A Felicidade é Azul , Preto e Branca
O que explica a felicidade? O que esclarece-nos a serventia do prazer, a função do contentamento? Vinte e seis séculos de filosofia e talvez não tenhamos chegado perto da resposta. Não há resoluções no pensamento metafísico, tampouco explicações para tão herméticos questionamentos. A felicidade é coisa emaranhada, equívoca, nebulosa. Atrapalha a lógica, desconcerta as coerências, desnorteia as dialéticas e, assim como tudo que é extraordinário, admiravelmente arremessa-nos contradições e absurdos. Como podemos não saber o que a felicidade é, e ao mesmo tempo, saber exatamente quando fomos felizes? Como é possível não compreendermos a felicidade, mas reconhecermos com precisão os momentos em que a vivemos?

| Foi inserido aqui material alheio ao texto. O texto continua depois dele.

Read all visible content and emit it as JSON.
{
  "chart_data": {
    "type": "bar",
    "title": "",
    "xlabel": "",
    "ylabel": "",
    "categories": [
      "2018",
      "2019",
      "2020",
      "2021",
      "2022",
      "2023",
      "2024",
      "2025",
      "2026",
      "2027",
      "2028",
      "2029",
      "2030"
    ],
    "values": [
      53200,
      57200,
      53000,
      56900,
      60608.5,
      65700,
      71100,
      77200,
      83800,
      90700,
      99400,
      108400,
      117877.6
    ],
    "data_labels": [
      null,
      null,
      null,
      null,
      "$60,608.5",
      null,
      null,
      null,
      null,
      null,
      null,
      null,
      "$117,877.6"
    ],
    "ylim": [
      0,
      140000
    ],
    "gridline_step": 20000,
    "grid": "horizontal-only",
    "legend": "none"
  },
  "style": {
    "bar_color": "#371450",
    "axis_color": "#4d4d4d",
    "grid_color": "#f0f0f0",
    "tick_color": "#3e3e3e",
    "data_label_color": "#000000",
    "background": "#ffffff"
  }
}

Fui feliz na casa de minha avó. Da janela que cortava a alta sala aconchegante, eu enxergava os refletores do Estádio Olímpico e boa parte de suas arquibancadas. Um pouco mais acima, nas colinas da Medianeira, firmava-se a casa onde minha avó fincou raízes, criou filhos, viu nascer um abacateiro, leu os jornais e bordou sua vida em dias inteiros de afeto e silêncio. De lá eu escutava o incessante burburinho das ruas que rondavam o Monumental, e o estrondo festivo do gol, que soava um segundo antes do rádio contar o fato. Havia a balbúrdia dos ataques, e o silêncio das defesas, assim como a algazarra dos portões que vazavam como alto falante, a batucada persistente da torcida.
Para mim, pequeno e ainda intimidado pelo imenso pátio de minha avó, o estádio era coisa colossal, como um Coliseu recente e vanguardista, rodeado de ambulantes, torcedores, flanelinhas e homens eufóricos. Ir à casa da Teixeira de Carvalho, era ir ao Grêmio. Talvez pela proximidade e talvez pela felicidade. Sopas amarelas, caldas de açúcar e papos de anjo. Enredos, primos e peripécias. Que sabor nectarino tinha a vida perto do tricolor da Azenha.
Talvez o mistério seja esse. Disso já não desconfio. Parece-me que pouco importa o que é felicidade, senão descobrir onde a realidade esconde a sua doçura. Aviões, pirilampos, montanhas ou sapos, há de se aprender que o estampido da máquina de escrever, os refletores, a velha cadeira de balanço e as tardes de Grêmio, são os abraços do tempo, os afagos que aliviam a certeza inclemente de nossa fraqueza.
Há quem não os perceba. Nem os abraços, nem as doçuras. Há quem não enxergue que a luz dos refletores anunciando o início da partida, não era luz. Era lembrança. Há quem desvie o olhar quando rola a pelota, e não encontre serventia nessa dança violenta entre os homens e a esfera. Onze de cada lado, guerreando sem espadas, lanças ou katanas, num verdoso tablado onde a força se curva à delicadeza. Onde a brutalidade permeia os hiatos da lucidez, fazendo arte. O futebol não tem utilidade. É um exercício delicado e sutil sobre a percepção simbólica da vida. E eis a sua proficiência.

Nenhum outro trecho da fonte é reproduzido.